Müllers Memo Die Rente mit 76 ist unausweichlich

Mit ihrer "Demografiestrategie" versucht die Bundesregierung, die Bürger sanft auf die Schrumpfung der Gesellschaft vorzubereiten. In Wahrheit werden uns nur radikale Maßnahmen vor der Verarmung bewahren.
Senioren: Höhere Lebenserwartung könnte künftig mit längerer Lebensarbeitszeit einhergehen

Senioren: Höhere Lebenserwartung könnte künftig mit längerer Lebensarbeitszeit einhergehen

Foto: Oliver Berg/ dpa

Großen Themen nähert man sich am besten in sehr kleinen Schritten - in der deutschen Politik ist das eine beliebte Methode.
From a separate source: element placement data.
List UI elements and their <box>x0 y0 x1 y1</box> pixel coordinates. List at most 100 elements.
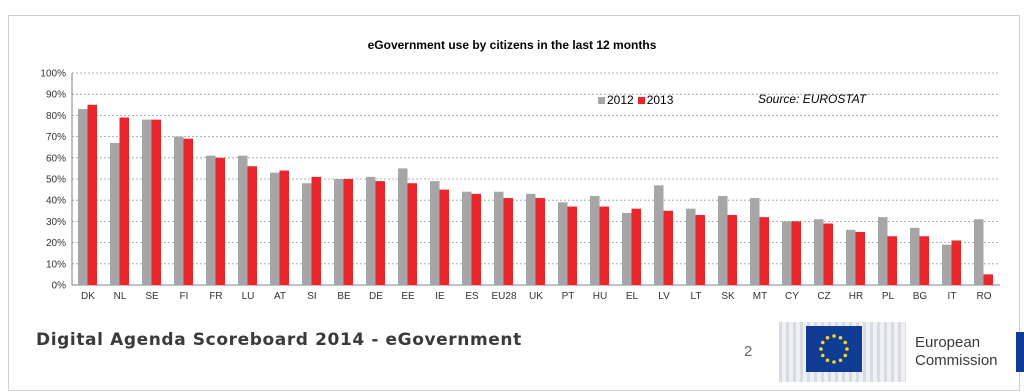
bar-2013-FR <box>216 158 226 285</box>
x-tick-label: LV <box>658 291 670 302</box>
bar-2012-HR <box>846 230 856 285</box>
bar-2012-IE <box>430 181 440 285</box>
x-tick-label: LT <box>691 291 702 302</box>
x-tick-label: UK <box>529 291 543 302</box>
x-tick-label: IT <box>948 291 957 302</box>
bar-2012-FI <box>174 137 184 285</box>
legend-label-2013: 2013 <box>647 93 674 107</box>
bar-2013-NL <box>120 118 130 285</box>
bar-2012-LT <box>686 209 696 285</box>
x-tick-label: MT <box>753 291 767 302</box>
bar-2013-UK <box>536 198 546 285</box>
eu-star-icon <box>821 354 825 358</box>
eu-star-icon <box>821 341 825 345</box>
x-tick-label: LU <box>242 291 255 302</box>
bar-2012-LV <box>654 185 664 285</box>
bar-2013-PL <box>888 236 898 285</box>
x-tick-label: CY <box>785 291 799 302</box>
bar-2012-CY <box>782 221 792 285</box>
bar-2012-EE <box>398 168 408 285</box>
bar-2013-PT <box>568 207 578 285</box>
eu-star-icon <box>839 358 843 362</box>
bar-2013-EE <box>408 183 418 285</box>
y-tick-label: 0% <box>52 281 67 292</box>
eu-star-icon <box>843 354 847 358</box>
x-tick-label: SK <box>721 291 735 302</box>
y-tick-label: 40% <box>46 196 66 207</box>
eu-star-icon <box>826 358 830 362</box>
x-tick-label: NL <box>114 291 127 302</box>
bar-2013-RO <box>984 274 994 285</box>
legend-swatch-2012 <box>598 97 605 104</box>
bar-2013-LT <box>696 215 706 285</box>
eu-star-icon <box>845 347 849 351</box>
chart-legend: 2012 2013 <box>598 93 677 107</box>
bar-2013-SE <box>152 120 162 285</box>
bar-2013-SI <box>312 177 322 285</box>
bar-2013-HR <box>856 232 866 285</box>
bar-2012-SI <box>302 183 312 285</box>
bar-2012-DE <box>366 177 376 285</box>
eu-star-icon <box>839 336 843 340</box>
bar-2012-MT <box>750 198 760 285</box>
eu-star-icon <box>819 347 823 351</box>
organization-name-line1: European <box>915 334 998 352</box>
bar-2012-SK <box>718 196 728 285</box>
eu-star-icon <box>832 334 836 338</box>
y-tick-label: 90% <box>46 90 66 101</box>
x-tick-label: EU28 <box>491 291 516 302</box>
x-tick-label: EE <box>401 291 415 302</box>
bar-2013-ES <box>472 194 482 285</box>
eu-stars-icon <box>806 326 862 372</box>
x-tick-label: BG <box>913 291 928 302</box>
bar-2012-CZ <box>814 219 824 285</box>
bar-2013-IT <box>952 240 962 285</box>
legend-label-2012: 2012 <box>607 93 634 107</box>
bar-2012-AT <box>270 173 280 285</box>
x-tick-label: FI <box>180 291 189 302</box>
eu-star-icon <box>826 336 830 340</box>
y-tick-label: 80% <box>46 111 66 122</box>
y-tick-label: 50% <box>46 175 66 186</box>
bar-2012-EU28 <box>494 192 504 285</box>
bar-2012-HU <box>590 196 600 285</box>
bar-2012-FR <box>206 156 216 285</box>
x-tick-label: ES <box>465 291 479 302</box>
page-number: 2 <box>744 343 752 360</box>
bar-2012-IT <box>942 245 952 285</box>
bar-2013-IE <box>440 190 450 285</box>
legend-item-2012: 2012 <box>598 93 634 107</box>
chart-title: eGovernment use by citizens in the last … <box>0 38 1024 52</box>
bar-2012-RO <box>974 219 984 285</box>
footer-title: Digital Agenda Scoreboard 2014 - eGovern… <box>36 330 522 350</box>
x-tick-label: SI <box>307 291 316 302</box>
y-tick-label: 70% <box>46 132 66 143</box>
bar-2013-FI <box>184 139 194 285</box>
x-tick-label: PT <box>562 291 575 302</box>
legend-item-2013: 2013 <box>638 93 674 107</box>
bar-2013-DE <box>376 181 386 285</box>
bar-2012-PL <box>878 217 888 285</box>
x-tick-label: IE <box>435 291 445 302</box>
x-tick-label: FR <box>209 291 222 302</box>
x-tick-label: PL <box>882 291 895 302</box>
x-tick-label: SE <box>145 291 159 302</box>
bar-2013-LV <box>664 211 674 285</box>
x-tick-label: RO <box>977 291 992 302</box>
bar-2012-NL <box>110 143 120 285</box>
source-annotation: Source: EUROSTAT <box>758 92 866 106</box>
y-tick-label: 30% <box>46 217 66 228</box>
bar-2013-LU <box>248 166 258 285</box>
organization-name-line2: Commission <box>915 352 998 370</box>
x-tick-label: AT <box>274 291 286 302</box>
bar-2013-SK <box>728 215 738 285</box>
x-tick-label: EL <box>626 291 639 302</box>
bar-2013-BG <box>920 236 930 285</box>
eu-star-icon <box>832 360 836 364</box>
bar-2012-EL <box>622 213 632 285</box>
bar-2012-SE <box>142 120 152 285</box>
x-tick-label: HR <box>849 291 863 302</box>
bar-2013-EL <box>632 209 642 285</box>
y-tick-label: 10% <box>46 259 66 270</box>
x-tick-label: BE <box>337 291 351 302</box>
Aufregung vermeiden, Widerstände minimieren, Politik im Schleichgang. Diese Woche wird das wieder mal zu beobachten sein, wenn der Bundesinnenminister Vertreter des Babyboomer-Jahrgangs 1964 zum "Gedankenaustausch" trifft: Am Dienstag will Thomas de Maizière unter anderen eine Managerin, einen Handwerksmeister und eine Bundespolizistin empfangen. Vermutlich heißen sie Sabine, Stefan und Kerstin, wie man damals eben seine Kinder so nannte. Worüber werden sie reden? Über die Demografie.

Darüber, wie der geburtenstärkste Jahrgang der Nachkriegsgeschichte - knapp 1,4 Millionen Menschen wurden vor 50 Jahren hierzulande geboren - die beginnende Alterung und bevorstehende Schrumpfung der Bevölkerung erlebt. Hübsche Fotos soll es geben, Pressestatements, das Übliche.

Das 64er-Event ist Teil der "Demografiestrategie der Bundesregierung", die noch unter Schwarzgelb gestartet wurde mit dem erklärten Ziel, "jedem Einzelnen entsprechend seiner Lebenssituation und seines Alters Chancen zu eröffnen, seine Potenziale und Fähigkeiten zu entwickeln und seine Vorstellungen vom Leben zu verwirklichen".

Das klingt schön soft und einfühlsam. Im Bericht zur Strategie werden dann auf mehr als 70 Seiten alle möglichen wohlklingenden Maßnahmen aufgezählt: Familien stärken, bessere Arbeit, selbstbestimmtes Leben im Alter, solide Finanzpolitik.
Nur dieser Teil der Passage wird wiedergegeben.